El señor Stolz dibujó en el menú la esvástica y se la mostró a las dos hermanas.
—Algunos aseguran que esta cruz, hecha en este sentido diestro, da la buena suerte, y en el sentido contrario, siniestro, es fatal.
—¿Y usted está inclinado a creerlo? —dijo Pepita.
—¿Por qué no? Yo estoy inclinado a creer en todas estas locuras, y eso que cuentan que la emperatriz de Rusia llenaba de esvásticas diestras sus habitaciones, y ya ven ustedes si tuvo mala suerte. Digan lo que quieran, la vida no puede estar dirigida únicamente por el interés. Si la norma de la vida fuera solamente comprar barato y vender caro, la vida sería asquerosísima. Es más: yo rechazo la dirección única del intelecto. Hacer como principal norma de la existencia el pensamiento, sería condenarla a marchitarse, a secarse. La vida necesita también lo irracional, lo misterioso, lo infinito, la superstición misma…
El señor Stolz siguió divagando así, mostrándose como hombre ingenuo, infantil, de ocurrencias originales.
Era, como suizo alemán, más germanófilo que francófilo. Afirmaba que en francés no podían decirse más que lugares comunes y frases hechas; no sabía si era sólo por su culpa o por culpa del idioma.
—Y en el Congreso, ¿no tiene usted que hablar alguna vez en francés? —le preguntó Pepita.
—Yo, no. Únicamente los diputados de los cantones franceses emplean este idioma. ¿No piensan ustedes ir a Berna?
—No, no tenemos esa idea.
—Pues debían ustedes ir.
—¿Para qué?
—Quisiera que me vieran ustedes sentado en mi sillón en el Congreso de Berna.
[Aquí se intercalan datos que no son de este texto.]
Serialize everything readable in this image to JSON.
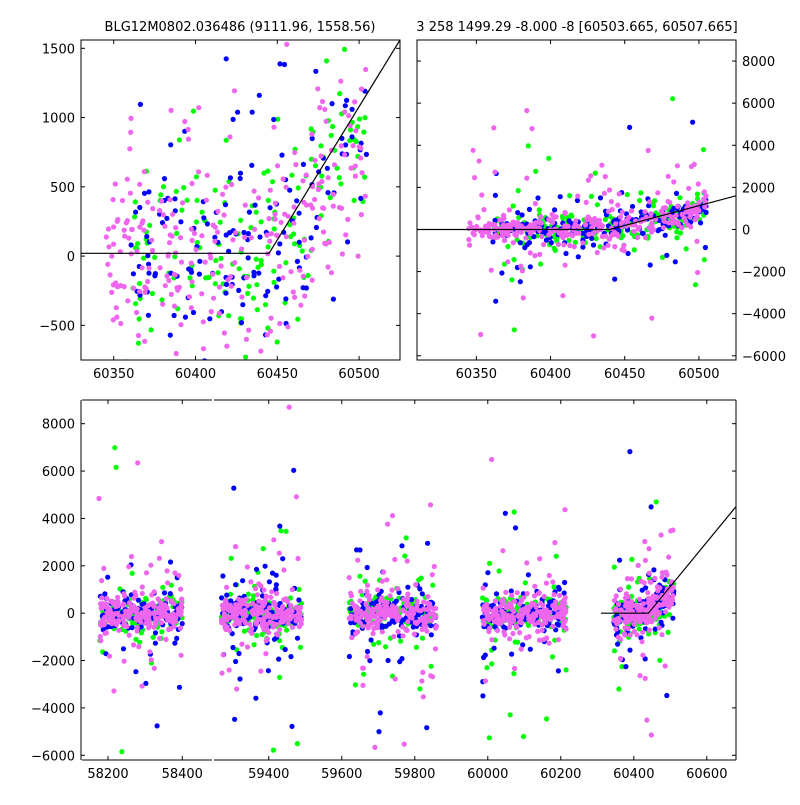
{
  "page": {
    "figure_title_left": "BLG12M0802.036486 (9111.96, 1558.56)",
    "figure_title_right": "3 258 1499.29 -8.000 -8 [60503.665, 60507.665]"
  },
  "colors": {
    "series_green": "#00ff00",
    "series_blue": "#0000ff",
    "series_magenta": "#ee66ee",
    "model_line": "#000000",
    "frame": "#000000",
    "background": "#ffffff"
  },
  "chart_data": [
    {
      "id": "zoom-left",
      "type": "scatter",
      "title": "BLG12M0802.036486 (9111.96, 1558.56)",
      "xlabel": "",
      "ylabel": "",
      "xlim": [
        60330,
        60525
      ],
      "ylim": [
        -750,
        1560
      ],
      "x_ticks": [
        60350,
        60400,
        60450,
        60500
      ],
      "y_ticks": [
        -500,
        0,
        500,
        1000,
        1500
      ],
      "y_axis_side": "left",
      "grid": false,
      "legend": "none",
      "model_line": {
        "x": [
          60330,
          60445,
          60525
        ],
        "y": [
          20,
          20,
          1560
        ]
      },
      "series": [
        {
          "color_key": "series_green",
          "x_range": [
            60360,
            60505
          ],
          "count": 160,
          "gen": "zoom",
          "seed": 11
        },
        {
          "color_key": "series_blue",
          "x_range": [
            60360,
            60505
          ],
          "count": 150,
          "gen": "zoom",
          "seed": 23
        },
        {
          "color_key": "series_magenta",
          "x_range": [
            60345,
            60505
          ],
          "count": 260,
          "gen": "zoom",
          "seed": 37
        }
      ]
    },
    {
      "id": "zoom-right",
      "type": "scatter",
      "title": "3 258 1499.29 -8.000 -8 [60503.665, 60507.665]",
      "xlabel": "",
      "ylabel": "",
      "xlim": [
        60310,
        60525
      ],
      "ylim": [
        -6200,
        9000
      ],
      "x_ticks": [
        60350,
        60400,
        60450,
        60500
      ],
      "y_ticks": [
        -6000,
        -4000,
        -2000,
        0,
        2000,
        4000,
        6000,
        8000
      ],
      "y_axis_side": "right",
      "grid": false,
      "legend": "none",
      "model_line": {
        "x": [
          60310,
          60440,
          60525
        ],
        "y": [
          0,
          0,
          1600
        ]
      },
      "series": [
        {
          "color_key": "series_green",
          "x_range": [
            60360,
            60505
          ],
          "count": 200,
          "gen": "base",
          "seed": 41
        },
        {
          "color_key": "series_blue",
          "x_range": [
            60360,
            60505
          ],
          "count": 200,
          "gen": "base",
          "seed": 53
        },
        {
          "color_key": "series_magenta",
          "x_range": [
            60345,
            60505
          ],
          "count": 320,
          "gen": "base",
          "seed": 67
        }
      ]
    },
    {
      "id": "full-baseline",
      "type": "scatter",
      "title": "",
      "xlabel": "",
      "ylabel": "",
      "x_segments": [
        {
          "xlim": [
            58130,
            58480
          ],
          "px_range": [
            82,
            212
          ]
        },
        {
          "xlim": [
            59250,
            60680
          ],
          "px_range": [
            214,
            736
          ]
        }
      ],
      "ylim": [
        -6200,
        9000
      ],
      "x_ticks": [
        58200,
        58400,
        59400,
        59600,
        59800,
        60000,
        60200,
        60400,
        60600
      ],
      "y_ticks": [
        -6000,
        -4000,
        -2000,
        0,
        2000,
        4000,
        6000,
        8000
      ],
      "y_axis_side": "left",
      "grid": false,
      "legend": "none",
      "model_line": {
        "x": [
          60310,
          60440,
          60680
        ],
        "y": [
          0,
          0,
          4500
        ]
      },
      "seasons": [
        [
          58175,
          58400
        ],
        [
          59270,
          59490
        ],
        [
          59620,
          59860
        ],
        [
          59985,
          60215
        ],
        [
          60345,
          60510
        ]
      ],
      "series": [
        {
          "color_key": "series_green",
          "count_per_season": 120,
          "gen": "base",
          "seed": 101
        },
        {
          "color_key": "series_blue",
          "count_per_season": 120,
          "gen": "base",
          "seed": 131
        },
        {
          "color_key": "series_magenta",
          "count_per_season": 200,
          "gen": "base",
          "seed": 157
        }
      ]
    }
  ]
}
Me gustaría pavonearme ante la bella España.
—¿Tiene algo de raro ese sillón?
—Nada. Pero es magnífico. Se puede dormir allí de una manera deliciosa, oyendo vulgaridades.
—Pero no siempre se dirán vulgaridades en el Congreso.
—Yo creo que siempre. El oficio de político —afirmó Stolz— es un oficio de pedantes y, cuando no de pedantes, es de apaches y de canallas; pero a mí me divierte.
—Pues yo creía que entre ustedes, los suizos, la política era una cosa muy seria.
—Sí, eso se dice; mas no hay que hacer demasiado caso de ello. La política es una buena manera de pasar el tiempo; no hay que creer que produzca un gran bien. Yo no lo diría en el Congreso, desde mi hermoso sillón; pero creo, la verdad, que la Democracia se va haciendo vieja y estéril.
No parecía conveniente estar más tiempo en el comedor, y Pepita y Soledad, seguidas de Stolz, fueron marchando otra vez por el pasillo hasta su departamento.
—¿Me permitirán ustedes que les presente a un amigo que viene conmigo y habla un tanto el español? —preguntó el suizo al despedirse.
—Sí, sí; con mucho gusto —contestó Pepita.
El señor Stolz saludó muy afectuosamente a las dos hermanas, sonriendo con su aire de niño grande, ingenuo y alegre.